STATE AND PROVE MID POINT THEOREM PLEASE HELP ME FRIENDS
Answers
Mid-Point Theorem :-
The line segment joining the mid-points of two sides of a triangle is parallel to the third side and equal to half the third side.
Given: In triangle ABC, P and Q are mid-points of AB and AC respectively.
To Prove: i) PQ || BC ii) PQ = 1/ 2 BC
Construction: Draw CR || BA to meet PQ produced at R.
Proof:
∠QAP = ∠QCR. (Pair of alternate angles) ---------- (1)
AQ = QC. (∵ Q is the mid-point of side AC) ---------- (2)
∠AQP = ∠CQR (Vertically opposite angles) ---------- (3)
Thus, ΔAPQ ≅ ΔCRQ (ASA Congruence rule)
PQ = QR. (by CPCT). or PQ = 1/ 2 PR ---------- (4)
⇒ AP = CR (by CPCT) ........(5)
But, AP = BP. (∵ P is the mid-point of the side AB)
⇒ BP = CR
Also.
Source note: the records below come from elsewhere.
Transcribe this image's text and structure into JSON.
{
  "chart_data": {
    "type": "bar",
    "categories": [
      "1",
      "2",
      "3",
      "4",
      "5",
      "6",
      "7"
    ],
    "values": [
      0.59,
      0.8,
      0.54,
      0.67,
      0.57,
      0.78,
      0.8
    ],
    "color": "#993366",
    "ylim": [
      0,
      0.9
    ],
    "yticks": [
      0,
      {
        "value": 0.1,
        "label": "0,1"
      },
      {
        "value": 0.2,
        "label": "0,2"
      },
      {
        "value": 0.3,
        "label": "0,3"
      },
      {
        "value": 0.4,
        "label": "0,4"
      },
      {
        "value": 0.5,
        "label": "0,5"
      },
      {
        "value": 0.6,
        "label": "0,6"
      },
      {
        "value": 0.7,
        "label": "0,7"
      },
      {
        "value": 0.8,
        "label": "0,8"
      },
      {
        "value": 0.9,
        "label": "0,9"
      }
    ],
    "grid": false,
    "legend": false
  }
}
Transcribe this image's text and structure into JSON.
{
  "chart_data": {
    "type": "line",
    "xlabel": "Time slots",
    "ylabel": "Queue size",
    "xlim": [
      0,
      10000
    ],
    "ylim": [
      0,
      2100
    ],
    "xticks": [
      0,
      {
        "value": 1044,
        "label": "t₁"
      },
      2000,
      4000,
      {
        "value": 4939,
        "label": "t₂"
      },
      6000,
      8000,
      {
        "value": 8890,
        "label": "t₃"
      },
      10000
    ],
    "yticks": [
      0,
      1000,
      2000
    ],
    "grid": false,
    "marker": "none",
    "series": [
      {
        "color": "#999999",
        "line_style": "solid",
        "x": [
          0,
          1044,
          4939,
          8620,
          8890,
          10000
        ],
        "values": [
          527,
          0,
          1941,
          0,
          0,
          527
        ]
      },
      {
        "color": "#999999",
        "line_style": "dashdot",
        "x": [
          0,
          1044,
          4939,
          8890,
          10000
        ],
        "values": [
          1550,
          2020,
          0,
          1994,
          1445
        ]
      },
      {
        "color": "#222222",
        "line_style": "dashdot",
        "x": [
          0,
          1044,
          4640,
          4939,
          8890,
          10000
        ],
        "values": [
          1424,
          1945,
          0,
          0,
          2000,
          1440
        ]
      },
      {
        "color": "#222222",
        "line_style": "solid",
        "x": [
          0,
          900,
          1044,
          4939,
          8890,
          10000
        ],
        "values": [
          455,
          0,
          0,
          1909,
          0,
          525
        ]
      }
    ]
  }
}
BP || CR. (by construction)
In quadrilateral BCRP, BP = CR and BP || CR
Therefore, quadrilateral BCRP is a parallelogram.
BC || PR or, BC || PQ
Also, PR = BC (∵ BCRP is a parallelogram)
⇒ 1 /2 PR = 1/ 2 BC
⇒ PQ = 1/ 2 BC. [from (4)]
Answer:the line segment joining the mid points of any two sides of a triangle is parallel to the third side and equal to half of it.
Step-by-step explanation:
Given:- a ∆ABC in which D and E are the mid points of sides AB and AC respectively. DE is joined.
To prove:- DE || BC and DE = 1/2 of BC.
Proof:- Produce line segment DE to F, such DE=EF. Join FC. In ∆s AED and CEF, we have
AE=CE (E is the mid point of AC)
<AED = <CEF (vertically opposite angles)
DE=EF (by construction)
So by SAS criteria for congruence ∆AED is congruent to ∆ CEF.
AD = CF ( by c.p.c.t.)
<ADE=<CFE( alt.in.angles).........(I)
Now D is the mid point of AB
AD=DB
DB=CF( from AD=CF) Now AD || FC [ from ( i )] and therefore DBCF is a parallelogram. DF || BC and DF=DF.( Opposite sides of a ||gm are equal and parallel) But, DE=EF and DE || BC.
DE =1/2 DF
therefore DE=1/2 BC ( DE = BC ).
HENCE PROVED...